Nostalgia
- 1993 Romanian edition
- Author: Mircea Cărtărescu
- Translator: Julian Semilian
- Cover artist: Sylvia Frezzolini Severance
- Language: Romanian
- Genre: Novel
- Publisher: Cartea Românească Humanitas
- Publication date: 1989 1993
- Publication place: Romania
- Published in English: 2005
- Media type: Print
- Pages: 317
- ISBN: 973-28-0403-3
- OCLC: 31046780
- Dewey Decimal: 859/.335 22
- LC Class: PC840.13.A86 N6713 2005

= Nostalgia (novel) =

Novel by Mircea Cărtărescu

Nostalgia is a novel by the Romanian writer Mircea Cărtărescu.

It was first published in Romania under the title Visul ("The Dream") in 1989 with Cartea Românească Publishing House, having been mangled by censors. It appeared in its full form as Nostalgia in 1993 under Humanitas. It was thereafter translated into French, German, Hungarian, Spanish, and other languages, and was nominated for literary prizes across Europe, including the Latin Union Prize. In 2005, the novel was translated to English by Julian Semilian and published by New Directions.

==Plot==
The first section, which is itself the prologue, describes the world of a pre-war Bucharest, as narrated by an aging, potentially dying, author while focusing on the improbable and explicitly impossible story of a homeless young man who serves as the stubborn center of progressively more absurd games of Russian roulette which become progressively more peopled by the wealthy upper-crust of the capital.
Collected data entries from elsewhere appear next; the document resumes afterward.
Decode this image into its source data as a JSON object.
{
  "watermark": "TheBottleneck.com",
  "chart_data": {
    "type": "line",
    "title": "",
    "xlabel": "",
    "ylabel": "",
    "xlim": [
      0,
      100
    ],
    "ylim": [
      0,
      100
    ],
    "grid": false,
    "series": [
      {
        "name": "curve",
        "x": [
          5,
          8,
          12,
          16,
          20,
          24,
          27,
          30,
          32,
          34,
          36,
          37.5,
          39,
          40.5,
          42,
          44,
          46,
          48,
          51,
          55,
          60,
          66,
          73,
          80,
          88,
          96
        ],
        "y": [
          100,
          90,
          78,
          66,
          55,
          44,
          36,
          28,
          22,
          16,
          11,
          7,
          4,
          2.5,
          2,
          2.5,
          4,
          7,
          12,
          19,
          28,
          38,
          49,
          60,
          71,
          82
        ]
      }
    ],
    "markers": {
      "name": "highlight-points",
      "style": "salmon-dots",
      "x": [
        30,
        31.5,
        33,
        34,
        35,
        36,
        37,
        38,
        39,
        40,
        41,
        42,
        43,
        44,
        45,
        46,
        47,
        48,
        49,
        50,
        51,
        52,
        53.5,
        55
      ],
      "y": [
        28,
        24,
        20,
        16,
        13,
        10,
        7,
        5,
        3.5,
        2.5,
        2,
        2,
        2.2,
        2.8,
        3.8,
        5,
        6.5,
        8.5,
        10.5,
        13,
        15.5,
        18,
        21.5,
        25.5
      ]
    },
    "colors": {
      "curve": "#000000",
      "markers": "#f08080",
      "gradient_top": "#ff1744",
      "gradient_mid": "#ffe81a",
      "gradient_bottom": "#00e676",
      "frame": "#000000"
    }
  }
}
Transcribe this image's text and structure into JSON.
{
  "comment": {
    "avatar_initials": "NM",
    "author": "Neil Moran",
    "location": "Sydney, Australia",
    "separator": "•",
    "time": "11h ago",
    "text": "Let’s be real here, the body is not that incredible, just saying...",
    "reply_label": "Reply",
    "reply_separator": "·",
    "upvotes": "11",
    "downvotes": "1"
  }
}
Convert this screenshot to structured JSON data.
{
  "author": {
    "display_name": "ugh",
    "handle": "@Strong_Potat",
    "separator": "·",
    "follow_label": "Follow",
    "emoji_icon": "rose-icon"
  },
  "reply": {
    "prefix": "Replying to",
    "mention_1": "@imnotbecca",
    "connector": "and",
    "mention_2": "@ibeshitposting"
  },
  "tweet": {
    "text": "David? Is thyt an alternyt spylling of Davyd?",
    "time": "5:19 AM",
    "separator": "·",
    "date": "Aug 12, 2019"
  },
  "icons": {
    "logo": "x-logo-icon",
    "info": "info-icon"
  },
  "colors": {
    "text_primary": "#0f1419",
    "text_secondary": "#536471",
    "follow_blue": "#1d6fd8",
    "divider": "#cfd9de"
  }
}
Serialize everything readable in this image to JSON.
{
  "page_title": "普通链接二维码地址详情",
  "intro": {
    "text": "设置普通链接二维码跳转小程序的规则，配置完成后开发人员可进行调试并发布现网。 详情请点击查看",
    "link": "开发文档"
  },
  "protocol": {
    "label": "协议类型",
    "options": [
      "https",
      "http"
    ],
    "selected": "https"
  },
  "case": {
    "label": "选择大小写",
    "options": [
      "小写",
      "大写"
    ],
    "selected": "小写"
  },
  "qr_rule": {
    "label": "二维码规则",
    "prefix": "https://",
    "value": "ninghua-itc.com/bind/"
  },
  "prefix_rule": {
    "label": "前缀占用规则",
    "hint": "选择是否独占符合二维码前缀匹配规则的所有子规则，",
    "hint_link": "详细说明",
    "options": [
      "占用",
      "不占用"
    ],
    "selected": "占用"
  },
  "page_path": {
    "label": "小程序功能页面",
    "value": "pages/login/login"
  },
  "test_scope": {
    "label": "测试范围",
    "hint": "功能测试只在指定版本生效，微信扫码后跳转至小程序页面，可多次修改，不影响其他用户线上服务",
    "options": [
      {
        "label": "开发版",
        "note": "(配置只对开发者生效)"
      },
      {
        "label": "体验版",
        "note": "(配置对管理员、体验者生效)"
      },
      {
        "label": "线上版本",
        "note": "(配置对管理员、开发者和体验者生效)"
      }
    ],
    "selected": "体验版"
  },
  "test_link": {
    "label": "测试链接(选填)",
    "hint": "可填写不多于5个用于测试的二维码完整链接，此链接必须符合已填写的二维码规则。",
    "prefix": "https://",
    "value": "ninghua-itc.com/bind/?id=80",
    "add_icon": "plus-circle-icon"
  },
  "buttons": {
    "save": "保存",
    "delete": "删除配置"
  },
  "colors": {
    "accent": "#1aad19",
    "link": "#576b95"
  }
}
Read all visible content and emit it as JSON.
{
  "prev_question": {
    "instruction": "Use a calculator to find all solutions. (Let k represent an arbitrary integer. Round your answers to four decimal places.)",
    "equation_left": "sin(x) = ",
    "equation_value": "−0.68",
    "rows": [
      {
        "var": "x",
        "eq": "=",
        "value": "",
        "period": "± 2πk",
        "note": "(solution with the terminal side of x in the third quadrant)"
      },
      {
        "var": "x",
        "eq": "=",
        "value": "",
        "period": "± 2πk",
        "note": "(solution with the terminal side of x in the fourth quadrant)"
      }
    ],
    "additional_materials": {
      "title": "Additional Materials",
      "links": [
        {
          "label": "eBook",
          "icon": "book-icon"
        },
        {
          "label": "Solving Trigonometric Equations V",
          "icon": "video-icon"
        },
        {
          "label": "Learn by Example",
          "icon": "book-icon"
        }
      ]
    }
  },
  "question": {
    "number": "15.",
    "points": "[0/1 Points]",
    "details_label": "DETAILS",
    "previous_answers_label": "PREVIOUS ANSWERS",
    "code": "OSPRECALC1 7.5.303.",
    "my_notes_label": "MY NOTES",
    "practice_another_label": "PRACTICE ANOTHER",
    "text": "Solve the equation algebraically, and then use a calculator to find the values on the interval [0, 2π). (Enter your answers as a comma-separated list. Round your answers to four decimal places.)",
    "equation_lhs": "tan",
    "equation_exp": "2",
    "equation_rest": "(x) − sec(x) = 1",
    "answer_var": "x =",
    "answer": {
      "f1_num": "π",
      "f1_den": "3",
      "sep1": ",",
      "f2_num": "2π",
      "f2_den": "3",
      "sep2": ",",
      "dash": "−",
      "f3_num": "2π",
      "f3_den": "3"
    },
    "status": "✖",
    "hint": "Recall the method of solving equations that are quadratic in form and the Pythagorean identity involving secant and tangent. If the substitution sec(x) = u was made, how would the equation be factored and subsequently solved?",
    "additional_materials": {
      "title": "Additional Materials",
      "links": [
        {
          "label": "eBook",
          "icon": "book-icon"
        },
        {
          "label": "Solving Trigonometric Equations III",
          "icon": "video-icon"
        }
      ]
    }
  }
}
The second section brings alive a universe of children through a magical realist writing style that focuses upon a prepubescent messiah who has begun to lose his magical powers while working wonders for his young followers. This section has a famous scene that makes the reader feel voyeur into the world of Marcel Proust when the main character falls into "unbearable nostalgia" by virtue of a bright pink lighter.

The third section is an exploration of the pinnacle of romantic love between two adolescents, culminating with them swapping souls after their first night together.

The final part of the main portion of this book is centered around Nana, a middle aged woman engaged in an affair with a college student, as well as her memories of being 12 years old, when she was visited by a mother and son pair of gigantic skeletons.

The last portion of this novel focuses on a man who becomes obsessed with his car horn, the repercussions of which spiral far beyond his control.

==Reception==
In the introduction to the New Directions edition of the English translation, Andrei Codrescu, writer, critic, and National Public Radio host, described the book as an introduction to "a writer who has always had a place reserved for him in a constellation that includes the Brothers Grimm, E. T. A. Hoffmann, Franz Kafka. Jorge Luis Borges, Bruno Schultz, Julio Cortázar, Gabriel García Márquez, Milan Kundera, and Milorad Pavić, to mention just a few."

Laura Savu wrote about Cărtărescu in World Literature Today: "His intellectual fervor, dazzling linguistic play, and visceral prose...often touch a cultural nerve."